Banazadeh co-founded Capella Space with William Woods with the common goal of developing a means to monitor the planet more accurately and efficiently from space, which could have far-reaching applications for multiple industries. He discusses the frustration they shared as the world watched the unsuccessful search for Malaysian Airlines Flight 370 on live TV. Banazadeh and Woods collectively felt that there should be a better way to monitor the planet, and track objects such as airline flights, etc. He discusses some of their initial findings, reasons behind the ineffectiveness of satellites, such as satellites’ inability to monitor in a comprehensive manner during cloudiness or darkness.

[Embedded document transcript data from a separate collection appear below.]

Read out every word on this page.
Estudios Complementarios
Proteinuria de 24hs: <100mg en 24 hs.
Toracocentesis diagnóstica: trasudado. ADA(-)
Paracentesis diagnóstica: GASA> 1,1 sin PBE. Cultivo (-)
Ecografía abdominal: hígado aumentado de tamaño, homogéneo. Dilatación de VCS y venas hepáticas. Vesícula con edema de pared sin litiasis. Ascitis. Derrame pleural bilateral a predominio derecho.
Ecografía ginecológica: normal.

He describes how traditional satellites utilize optical imaging, which cannot see through either—clouds or darkness. Capella Space’s satellites use Synthetic Aperture Radar (SAR) to achieve their excellent capabilities. SAR is a type of radar that can create 2D or 3D images of objects, such as landscapes, and it uses the motion of the radar antenna over a specific region to provide a sharper spatial resolution than traditional beam-scanning radars. Clouds and nighttime are no longer an issue, or a problem, with Capella Space’s advanced technological satellites.

Banazadeh gives a detailed explanation of the power and energy necessary to bounce satellite signals with the SAR system, and how Capella Space’s satellites inhabit lower orbits to facilitate the power/energy and distance issues. He provides details on the measurements and imagery that exist with the SAR-based satellites versus traditional satellite technology that has been utilized in the past. He talks about the minute details that are visible with their company’s offerings in the satellite technology arena, such as reflectivity, texture, and moisture information that is incredibly helpful for applications in many industries.

Banazadeh states that their strategy is not to observe the entire globe but to look at important, key areas globally where changes are occurring, changes that could severely impact security and industry. Capella Space’s satellites can identify and classify most objects that are one meter or larger in size and can be accessed anywhere in the globe at any time, day or night. Additionally, they provide new imagery hourly and can easily penetrate clouds, fog, pollution, haze, and nearly every atmospheric condition. And with penetration and accuracy at such a high level, it’s clear why Capella Space is attracting attention and praise for their outstanding leadership in global surveillance.